Crypto news

27.06.2026
02:11

MAS has added Hyperliquid to the "grey list": what this means for Singapore's DeFi sector

On June 26, the Monetary Authority of Singapore (MAS) officially added the decentralized exchange Hyperliquid and the website of its governing organization, the Hyper Foundation, to its Investor Alert List (IAL). This action signals increased regulatory scrutiny of platforms operating in jurisdictional gray areas.

The IAL is not a blacklist or a ban on operations. It is a warning tool: it includes services that users might mistakenly perceive as holding an MAS license. In effect, it is a way to protect investors from misunderstanding a platform's status.

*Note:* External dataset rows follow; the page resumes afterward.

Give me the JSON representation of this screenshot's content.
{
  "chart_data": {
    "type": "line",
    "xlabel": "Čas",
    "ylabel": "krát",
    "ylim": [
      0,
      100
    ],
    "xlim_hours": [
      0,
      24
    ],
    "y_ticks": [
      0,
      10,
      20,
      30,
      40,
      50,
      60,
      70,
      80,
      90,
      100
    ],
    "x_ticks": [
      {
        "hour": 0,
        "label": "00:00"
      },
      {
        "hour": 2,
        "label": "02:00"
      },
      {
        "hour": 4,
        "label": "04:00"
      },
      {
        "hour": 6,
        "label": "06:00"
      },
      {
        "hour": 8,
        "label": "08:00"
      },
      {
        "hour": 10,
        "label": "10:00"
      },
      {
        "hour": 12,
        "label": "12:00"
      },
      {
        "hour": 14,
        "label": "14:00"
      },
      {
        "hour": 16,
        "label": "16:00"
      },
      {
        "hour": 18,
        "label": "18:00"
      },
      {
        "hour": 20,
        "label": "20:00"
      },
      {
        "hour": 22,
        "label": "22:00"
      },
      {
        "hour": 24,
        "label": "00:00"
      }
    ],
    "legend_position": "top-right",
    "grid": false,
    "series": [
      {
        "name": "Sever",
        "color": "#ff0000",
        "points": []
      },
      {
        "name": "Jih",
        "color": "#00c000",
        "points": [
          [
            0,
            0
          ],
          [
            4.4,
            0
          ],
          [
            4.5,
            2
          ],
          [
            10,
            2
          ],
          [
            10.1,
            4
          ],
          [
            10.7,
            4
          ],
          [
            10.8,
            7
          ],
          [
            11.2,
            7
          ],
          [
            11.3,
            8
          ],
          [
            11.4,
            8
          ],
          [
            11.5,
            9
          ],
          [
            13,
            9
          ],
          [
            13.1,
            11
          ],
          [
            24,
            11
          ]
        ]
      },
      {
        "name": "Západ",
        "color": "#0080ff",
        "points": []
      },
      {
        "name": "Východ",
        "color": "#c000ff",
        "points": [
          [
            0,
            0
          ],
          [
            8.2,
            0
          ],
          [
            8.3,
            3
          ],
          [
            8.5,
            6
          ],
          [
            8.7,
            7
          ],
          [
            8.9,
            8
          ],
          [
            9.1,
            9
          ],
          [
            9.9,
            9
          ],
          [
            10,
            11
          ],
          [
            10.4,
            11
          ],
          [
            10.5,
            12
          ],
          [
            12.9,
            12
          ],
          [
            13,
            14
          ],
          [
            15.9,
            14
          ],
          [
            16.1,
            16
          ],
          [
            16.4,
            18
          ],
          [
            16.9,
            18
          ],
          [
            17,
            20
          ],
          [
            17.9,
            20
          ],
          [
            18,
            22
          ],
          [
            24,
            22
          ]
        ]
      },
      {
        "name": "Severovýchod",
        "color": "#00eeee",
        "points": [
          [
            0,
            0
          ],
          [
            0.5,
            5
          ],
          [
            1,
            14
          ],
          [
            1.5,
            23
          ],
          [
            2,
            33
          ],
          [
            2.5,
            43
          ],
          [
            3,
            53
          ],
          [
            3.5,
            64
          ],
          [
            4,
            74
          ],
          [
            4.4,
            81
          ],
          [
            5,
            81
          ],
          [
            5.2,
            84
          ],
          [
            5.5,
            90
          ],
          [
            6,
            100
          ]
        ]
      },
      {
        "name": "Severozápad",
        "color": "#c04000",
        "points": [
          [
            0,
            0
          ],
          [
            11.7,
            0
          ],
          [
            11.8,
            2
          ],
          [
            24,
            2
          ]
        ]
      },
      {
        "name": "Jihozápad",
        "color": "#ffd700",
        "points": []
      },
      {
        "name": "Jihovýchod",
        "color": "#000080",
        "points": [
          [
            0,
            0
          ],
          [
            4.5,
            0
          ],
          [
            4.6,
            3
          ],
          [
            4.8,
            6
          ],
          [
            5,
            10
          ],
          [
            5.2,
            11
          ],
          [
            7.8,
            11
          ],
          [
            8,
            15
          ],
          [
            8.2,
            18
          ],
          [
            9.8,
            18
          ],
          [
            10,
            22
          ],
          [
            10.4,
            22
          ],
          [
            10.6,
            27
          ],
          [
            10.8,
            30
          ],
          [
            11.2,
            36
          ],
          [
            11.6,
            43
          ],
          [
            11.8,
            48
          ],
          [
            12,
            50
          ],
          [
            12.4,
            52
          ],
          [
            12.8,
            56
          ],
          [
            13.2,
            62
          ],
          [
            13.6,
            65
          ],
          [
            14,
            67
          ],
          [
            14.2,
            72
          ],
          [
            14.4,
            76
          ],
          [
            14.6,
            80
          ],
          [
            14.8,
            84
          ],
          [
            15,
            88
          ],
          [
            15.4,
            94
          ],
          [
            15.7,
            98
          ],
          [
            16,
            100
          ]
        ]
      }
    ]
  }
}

The Hyperliquid team responded promptly to this event, emphasizing that inclusion in the IAL is not a sanction or an admission of wrongdoing. In their statement, the developers noted that Hyperliquid is a public infrastructure that does not have, and has never claimed to have, a license from MAS. "Users hold their own assets, and transactions are processed transparently," they added.

Notably, since the beginning of summer, major centralized exchanges such as KuCoin and Bitget have also been added to this list. This indicates a consistent policy by the MAS to tighten control over all forms of crypto services, regardless of their architecture.

As a reminder, as early as June 2025, the regulator mandated that all crypto companies obtain a license as a digital token service provider. Otherwise, they face the termination of services for foreign clients. Hyperliquid, as an unlicensed DeFi platform, formally falls under this risk, although its decentralized nature creates legal conflicts.

My analysis: The inclusion of Hyperliquid in the IAL is more of a political gesture than a practical threat to the protocol. DeFi platforms operating on smart contracts and lacking a single legal entity are extremely difficult to regulate using traditional methods. However, for users in Singapore and investors focused on the Asian market, this is a signal to exercise increased caution. Regulators worldwide are increasingly attempting to stretch the "net" of traditional licensing over decentralized networks, and this precedent is just the beginning of a long legal struggle.